(This video was made for 3Arts Fundraising project)
TOYOAKIMOTO: Reconstruction of Tokyo Style Geisha Music
Chicago's renowned musician, Tatsu Aoki, presents his new work of
a 300-year legacy of Japanese cultural arts.
Tatsu Aoki is a prolific artist, composer, musician, educator and a consummate bassist and Shamisen Lute player. Born in Tokyo, Japan and now based in Chicago, Aoki works in a wide range of musical genres, ranging from traditional Japanese music, jazz, experimental and creative music.
TOYOAKIMOTO is a project stemming from Tatsu Aoki's personal musical heritage and journey. Aoki was born in Tokyo, Japan (in 1957), into an artisan family clan called “TOYOAKIMOTO,” a lineage that was defined by its profession and business as “okiya.” Okiya houses were training and booking agents for geisha, whose proficiency in the arts of traditional music, dance, and conversation were in high demand in the designated entertainment area in downtown Tokyo. While the economy and changed social environment forced many okiya to close down in the 1960's, Aoki was fortunate to receive, from the age of four, the important training essential to traditional Tokyo geisha culture, and became a part of the family performing crew.
After his grandmother passed away, he continued the Tokyo music training until his early teens, when he shifted his musical focus to American pop music and experimental music. Since his biological father was a movie producer at Shin Toho Studio, he had also began working in small gage films and started to produce experimental films. He was an active performer during the early 70's in the midst of the Tokyo underground arts movement and became a member of a Japanese experimental music ensemble called GINTENKAI, which presented a mixture of traditional Japanese music and new western music. Since coming to the United States in 1977, Aoki has been active in traditional music, progressive music, and the advancement of Asian American music in the Chicago area. He studied experimental filmmaking at the School of the Art Institute of Chicago.
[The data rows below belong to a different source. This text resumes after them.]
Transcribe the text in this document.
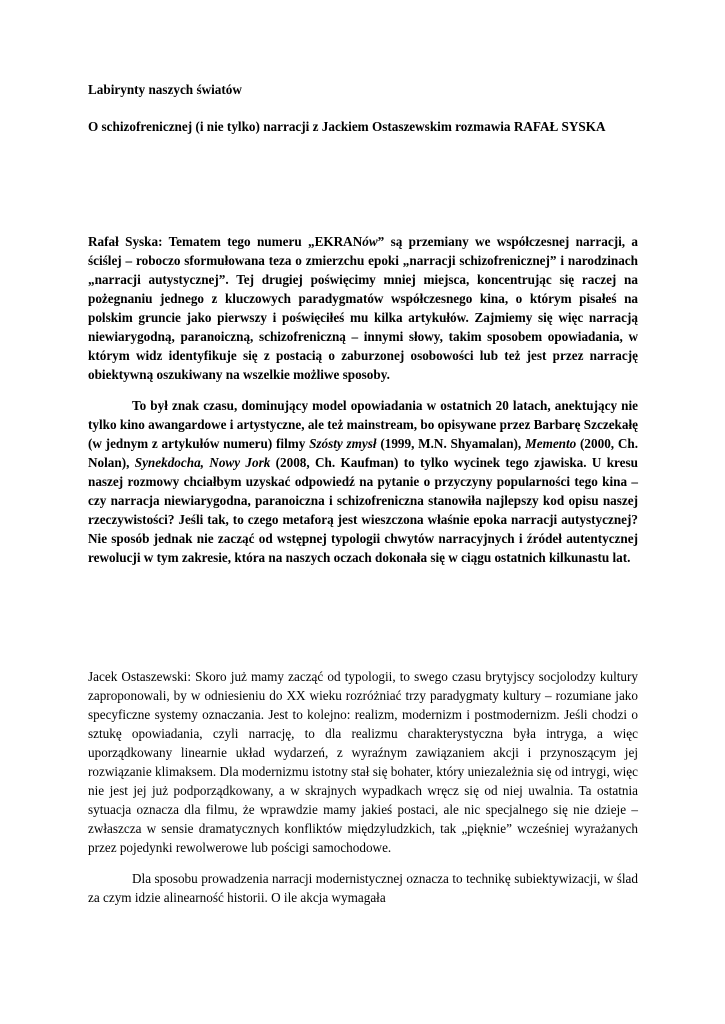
Labirynty naszych światów

O schizofrenicznej (i nie tylko) narracji z Jackiem Ostaszewskim rozmawia RAFAŁ SYSKA

Rafał Syska: Tematem tego numeru „EKRANów” są przemiany we współczesnej narracji, a ściślej – roboczo sformułowana teza o zmierzchu epoki „narracji schizofrenicznej” i narodzinach „narracji autystycznej”. Tej drugiej poświęcimy mniej miejsca, koncentrując się raczej na pożegnaniu jednego z kluczowych paradygmatów współczesnego kina, o którym pisałeś na polskim gruncie jako pierwszy i poświęciłeś mu kilka artykułów. Zajmiemy się więc narracją niewiarygodną, paranoiczną, schizofreniczną – innymi słowy, takim sposobem opowiadania, w którym widz identyfikuje się z postacią o zaburzonej osobowości lub też jest przez narrację obiektywną oszukiwany na wszelkie możliwe sposoby.

To był znak czasu, dominujący model opowiadania w ostatnich 20 latach, anektujący nie tylko kino awangardowe i artystyczne, ale też mainstream, bo opisywane przez Barbarę Szczekałę (w jednym z artykułów numeru) filmy Szósty zmysł (1999, M.N. Shyamalan), Memento (2000, Ch. Nolan), Synekdocha, Nowy Jork (2008, Ch. Kaufman) to tylko wycinek tego zjawiska. U kresu naszej rozmowy chciałbym uzyskać odpowiedź na pytanie o przyczyny popularności tego kina – czy narracja niewiarygodna, paranoiczna i schizofreniczna stanowiła najlepszy kod opisu naszej rzeczywistości? Jeśli tak, to czego metaforą jest wieszczona właśnie epoka narracji autystycznej? Nie sposób jednak nie zacząć od wstępnej typologii chwytów narracyjnych i źródeł autentycznej rewolucji w tym zakresie, która na naszych oczach dokonała się w ciągu ostatnich kilkunastu lat.

Jacek Ostaszewski: Skoro już mamy zacząć od typologii, to swego czasu brytyjscy socjolodzy kultury zaproponowali, by w odniesieniu do XX wieku rozróżniać trzy paradygmaty kultury – rozumiane jako specyficzne systemy oznaczania. Jest to kolejno: realizm, modernizm i postmodernizm. Jeśli chodzi o sztukę opowiadania, czyli narrację, to dla realizmu charakterystyczna była intryga, a więc uporządkowany linearnie układ wydarzeń, z wyraźnym zawiązaniem akcji i przynoszącym jej rozwiązanie klimaksem. Dla modernizmu istotny stał się bohater, który uniezależnia się od intrygi, więc nie jest jej już podporządkowany, a w skrajnych wypadkach wręcz się od niej uwalnia. Ta ostatnia sytuacja oznacza dla filmu, że wprawdzie mamy jakieś postaci, ale nic specjalnego się nie dzieje – zwłaszcza w sensie dramatycznych konfliktów międzyludzkich, tak „pięknie” wcześniej wyrażanych przez pojedynki rewolwerowe lub pościgi samochodowe.

Dla sposobu prowadzenia narracji modernistycznej oznacza to technikę subiektywizacji, w ślad za czym idzie alinearność historii. O ile akcja wymagała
He is currently an adjunct Associate Professor there in the Film, Video and New Media Department, and teaches film production and history courses. Aoki is one of Chicago's most in-demand musicians on contrabass, taiko (Japanese drums) and shamisen (Japanese lute).
Under those environments of his childhood, Aoki has inherited historical and traditional essence of Tokyo Entertainment district's musical concepts, basics and value of flexible creations and applications. With the fall of these special districts in the late 60's and early 70's, the Tokyo's regional Entertainment musical concepts also disappears and as many other art forms did, Tokyo Geisha music had institutionalized.
Aoki started the reconstruction of his geisha house music in 2006. His hope was to retrieve and preserve this culturally important tradition. The project started when Aoki met with two acclaimed shamisen grand masters from the Kineya family in Tokyo, and it developed through their collaboration as Aoki taught them the music and concepts. It took the three of them about three years and much travel--to and from Japan, Chicago, and San Francisco.to learn the songs and to become fluent in their performance. The realization of this project has been a long time ambition of Aoki's, but it has been difficult because of the high level of commitment required not only to learn the songs, but also to perform them masterfully.
“One of my most important goals is to preserve the original essence of fluidity and flexibility, and to perform the rawness of REAL sound. I always apply this idea to everything I do. From my childhood environment, I inherited the historical and traditional essence of the Tokyo entertainment district's musical concepts, and the fundamentals and value of flexible creations and applications. With the decline of these special districts in the late 60's and early 70's, the musical concepts of Tokyo's regional entertainment also faded away, along with many other art forms that Tokyo geisha music had institutionalized. I wanted to recreate the lost spirit and reconstruct this wonderful music.”